Updated by Zack Cerza over 8 years ago
This is to test the fix for http://tracker.ceph.com/issues/12465
Updated by Zack Cerza over 8 years ago
I think Sage means "a random OSD daemon", correct?
Updated by Zack Cerza over 8 years ago
So I'm not totally clear on this, but I think the proposed change would be to:
- Add a feature to
ceph_manager.Thrasher
to periodically send a HUP signal to a random OSD at a given interval - Have
thrashosds
use that feature (by default?) with a value of 0.1s
Is this correct? And, are we okay with the amount of logging this would generate?

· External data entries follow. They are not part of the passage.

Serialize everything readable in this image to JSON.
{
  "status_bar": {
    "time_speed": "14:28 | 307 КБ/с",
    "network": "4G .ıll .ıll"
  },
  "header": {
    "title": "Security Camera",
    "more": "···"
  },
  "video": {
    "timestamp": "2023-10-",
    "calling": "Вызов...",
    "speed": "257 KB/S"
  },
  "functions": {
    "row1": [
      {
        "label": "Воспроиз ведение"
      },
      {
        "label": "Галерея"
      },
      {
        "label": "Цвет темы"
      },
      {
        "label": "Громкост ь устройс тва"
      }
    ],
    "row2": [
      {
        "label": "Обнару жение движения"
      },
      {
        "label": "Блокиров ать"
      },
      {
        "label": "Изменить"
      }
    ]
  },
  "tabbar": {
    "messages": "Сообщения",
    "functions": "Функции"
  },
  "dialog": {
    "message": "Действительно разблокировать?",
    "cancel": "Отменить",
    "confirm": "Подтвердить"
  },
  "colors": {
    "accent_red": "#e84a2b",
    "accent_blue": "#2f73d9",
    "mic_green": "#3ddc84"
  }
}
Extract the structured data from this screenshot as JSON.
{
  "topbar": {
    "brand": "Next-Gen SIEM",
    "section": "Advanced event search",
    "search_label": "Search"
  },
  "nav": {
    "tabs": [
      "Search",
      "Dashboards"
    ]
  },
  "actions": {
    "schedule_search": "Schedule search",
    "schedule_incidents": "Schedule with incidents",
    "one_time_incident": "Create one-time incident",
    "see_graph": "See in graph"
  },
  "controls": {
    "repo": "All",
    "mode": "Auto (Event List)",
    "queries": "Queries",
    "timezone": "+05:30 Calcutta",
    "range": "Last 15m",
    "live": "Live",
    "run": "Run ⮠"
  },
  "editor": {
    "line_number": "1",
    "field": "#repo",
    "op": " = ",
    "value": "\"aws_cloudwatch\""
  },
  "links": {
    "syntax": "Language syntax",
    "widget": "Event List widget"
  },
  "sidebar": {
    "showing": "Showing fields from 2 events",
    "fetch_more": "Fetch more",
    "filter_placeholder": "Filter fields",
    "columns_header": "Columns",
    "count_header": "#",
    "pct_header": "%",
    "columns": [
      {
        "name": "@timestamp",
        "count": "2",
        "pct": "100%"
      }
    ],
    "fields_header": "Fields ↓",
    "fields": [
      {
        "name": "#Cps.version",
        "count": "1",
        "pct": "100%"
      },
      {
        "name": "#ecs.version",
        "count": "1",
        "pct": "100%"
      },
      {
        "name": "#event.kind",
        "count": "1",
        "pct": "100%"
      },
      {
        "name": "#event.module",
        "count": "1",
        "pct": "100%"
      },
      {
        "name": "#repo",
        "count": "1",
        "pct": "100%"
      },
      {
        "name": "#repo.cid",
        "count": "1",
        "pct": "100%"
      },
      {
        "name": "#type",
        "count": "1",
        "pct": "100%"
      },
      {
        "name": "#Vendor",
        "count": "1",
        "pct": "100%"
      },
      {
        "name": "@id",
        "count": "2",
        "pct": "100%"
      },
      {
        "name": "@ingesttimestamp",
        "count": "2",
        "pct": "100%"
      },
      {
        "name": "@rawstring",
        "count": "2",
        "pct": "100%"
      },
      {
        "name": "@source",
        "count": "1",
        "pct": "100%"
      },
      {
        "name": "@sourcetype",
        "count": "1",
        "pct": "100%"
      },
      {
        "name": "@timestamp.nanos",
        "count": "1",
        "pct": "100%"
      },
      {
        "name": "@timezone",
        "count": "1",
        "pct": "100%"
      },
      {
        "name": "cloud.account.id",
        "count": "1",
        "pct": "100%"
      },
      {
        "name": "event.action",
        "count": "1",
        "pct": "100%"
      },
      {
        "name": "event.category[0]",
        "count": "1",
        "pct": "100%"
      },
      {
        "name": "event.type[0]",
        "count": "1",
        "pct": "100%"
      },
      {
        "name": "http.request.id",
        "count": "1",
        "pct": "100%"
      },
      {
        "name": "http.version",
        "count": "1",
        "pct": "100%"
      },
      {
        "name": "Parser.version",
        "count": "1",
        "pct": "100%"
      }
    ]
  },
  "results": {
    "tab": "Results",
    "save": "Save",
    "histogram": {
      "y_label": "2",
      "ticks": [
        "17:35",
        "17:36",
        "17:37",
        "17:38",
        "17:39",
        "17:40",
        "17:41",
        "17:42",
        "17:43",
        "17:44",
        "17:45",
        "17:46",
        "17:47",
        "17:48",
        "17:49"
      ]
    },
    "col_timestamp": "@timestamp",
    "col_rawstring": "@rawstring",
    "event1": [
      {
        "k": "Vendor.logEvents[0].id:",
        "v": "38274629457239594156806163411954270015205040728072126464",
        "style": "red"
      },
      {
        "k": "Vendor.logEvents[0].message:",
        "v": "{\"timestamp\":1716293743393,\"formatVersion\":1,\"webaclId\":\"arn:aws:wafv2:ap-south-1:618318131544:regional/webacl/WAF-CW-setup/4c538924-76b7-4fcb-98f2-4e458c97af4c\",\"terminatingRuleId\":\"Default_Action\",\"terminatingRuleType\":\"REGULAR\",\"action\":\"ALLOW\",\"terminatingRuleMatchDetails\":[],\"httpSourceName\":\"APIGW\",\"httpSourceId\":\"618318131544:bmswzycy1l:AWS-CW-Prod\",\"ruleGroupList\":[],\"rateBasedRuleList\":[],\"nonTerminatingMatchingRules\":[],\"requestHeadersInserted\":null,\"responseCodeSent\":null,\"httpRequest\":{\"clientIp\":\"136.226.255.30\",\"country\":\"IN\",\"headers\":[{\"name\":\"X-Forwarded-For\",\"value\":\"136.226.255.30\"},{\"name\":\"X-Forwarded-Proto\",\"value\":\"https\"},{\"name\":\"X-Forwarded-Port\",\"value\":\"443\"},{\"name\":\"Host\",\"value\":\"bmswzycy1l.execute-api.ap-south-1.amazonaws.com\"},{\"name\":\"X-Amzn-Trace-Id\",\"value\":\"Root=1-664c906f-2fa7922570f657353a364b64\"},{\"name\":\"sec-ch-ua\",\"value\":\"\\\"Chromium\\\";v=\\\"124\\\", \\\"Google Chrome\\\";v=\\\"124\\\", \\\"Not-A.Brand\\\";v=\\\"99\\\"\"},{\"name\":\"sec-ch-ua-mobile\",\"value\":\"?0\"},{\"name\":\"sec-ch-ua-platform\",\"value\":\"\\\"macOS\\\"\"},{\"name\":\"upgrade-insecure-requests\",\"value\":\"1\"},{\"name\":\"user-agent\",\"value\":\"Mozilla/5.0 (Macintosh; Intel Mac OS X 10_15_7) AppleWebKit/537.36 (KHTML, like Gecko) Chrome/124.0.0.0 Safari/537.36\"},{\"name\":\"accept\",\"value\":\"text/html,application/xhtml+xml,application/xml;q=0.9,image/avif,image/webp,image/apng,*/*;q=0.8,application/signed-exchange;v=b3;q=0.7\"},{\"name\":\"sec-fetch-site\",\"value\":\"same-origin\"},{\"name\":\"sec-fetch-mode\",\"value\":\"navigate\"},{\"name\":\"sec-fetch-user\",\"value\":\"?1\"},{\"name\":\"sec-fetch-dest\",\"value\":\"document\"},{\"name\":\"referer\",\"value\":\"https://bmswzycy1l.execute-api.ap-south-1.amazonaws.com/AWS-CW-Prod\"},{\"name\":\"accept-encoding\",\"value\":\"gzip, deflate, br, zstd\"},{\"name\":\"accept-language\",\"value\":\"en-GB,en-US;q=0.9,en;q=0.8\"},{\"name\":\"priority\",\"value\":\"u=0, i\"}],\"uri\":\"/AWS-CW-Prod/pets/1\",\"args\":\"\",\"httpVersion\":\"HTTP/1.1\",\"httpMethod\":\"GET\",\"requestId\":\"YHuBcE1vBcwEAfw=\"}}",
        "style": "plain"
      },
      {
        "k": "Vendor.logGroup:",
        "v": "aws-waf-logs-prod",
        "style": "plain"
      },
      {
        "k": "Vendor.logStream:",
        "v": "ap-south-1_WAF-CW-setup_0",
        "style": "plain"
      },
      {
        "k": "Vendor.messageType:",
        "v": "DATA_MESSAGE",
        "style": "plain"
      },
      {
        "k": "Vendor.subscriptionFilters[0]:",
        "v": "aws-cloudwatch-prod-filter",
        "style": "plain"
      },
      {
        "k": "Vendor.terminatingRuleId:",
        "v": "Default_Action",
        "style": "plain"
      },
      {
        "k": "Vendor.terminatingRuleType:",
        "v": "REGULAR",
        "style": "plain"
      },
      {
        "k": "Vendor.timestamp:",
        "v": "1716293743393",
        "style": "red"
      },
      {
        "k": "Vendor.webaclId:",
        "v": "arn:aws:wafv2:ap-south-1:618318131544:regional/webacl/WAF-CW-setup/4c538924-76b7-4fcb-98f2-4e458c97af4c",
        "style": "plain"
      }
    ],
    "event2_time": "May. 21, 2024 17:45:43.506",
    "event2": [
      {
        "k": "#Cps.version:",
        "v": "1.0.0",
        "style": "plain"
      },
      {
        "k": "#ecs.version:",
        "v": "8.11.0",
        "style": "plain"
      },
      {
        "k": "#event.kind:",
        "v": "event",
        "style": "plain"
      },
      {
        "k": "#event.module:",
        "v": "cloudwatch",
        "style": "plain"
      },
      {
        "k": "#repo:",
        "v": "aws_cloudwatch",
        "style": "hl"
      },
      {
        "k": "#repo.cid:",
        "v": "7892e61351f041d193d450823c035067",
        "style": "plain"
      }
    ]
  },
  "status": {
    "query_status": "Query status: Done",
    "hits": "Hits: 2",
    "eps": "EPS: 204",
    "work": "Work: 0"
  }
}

Updated by Zack Cerza over 8 years ago
Looking at Thrasher.do_thrash()
, I have another question:
Should this be something chosen by choose_action()
as called here:
https://github.com/ceph/ceph-qa-suite/blob/master/tasks/ceph_manager.py#L679
Or as a codepath similar to:
https://github.com/ceph/ceph-qa-suite/blob/master/tasks/ceph_manager.py#L661
?
Updated by Sage Weil over 8 years ago
We'd like to send SIGHUP with a higher frequency than that existing event loop.. I don't think sending it every few seconds is enough to reliably trigger the original race.
Ideally it'd be a separate thread/greenlet/whatever thing and the interval could be measured in milliseconds (I suggest 100ms default). Sam, do you agree? Or is every few seconds enough?
Updated by Samuel Just over 8 years ago
Might just want to add it to daemon helper. I don't think we need to put it in do thrash, would rather just spawn an extra thread doing only that from the manager task if we don't put it in daemon helper.
Updated by Andrew Schoen over 8 years ago
Zack and I talked about a proposed solution. Here's what we're thinking:
1) Add a method to CephManager called signal_osd that would take an osd id and a signal ID.
2) Add a new config option to the thrashosds task that will be a delay value for the sighup
3) Add a new method to Thrasher with performs the call to CephManager.signal_osd for a random live osd. This will be run in "parallel" with Thrasher.do_thrash in a separate greenlet. This feature in Thrasher will be defaulted as such so that only thrashosds will execute the sighup by default.
Updated by Andrew Schoen over 8 years ago
- Status changed from New to 7
Updated by Zack Cerza over 8 years ago
- Status changed from 7 to Resolved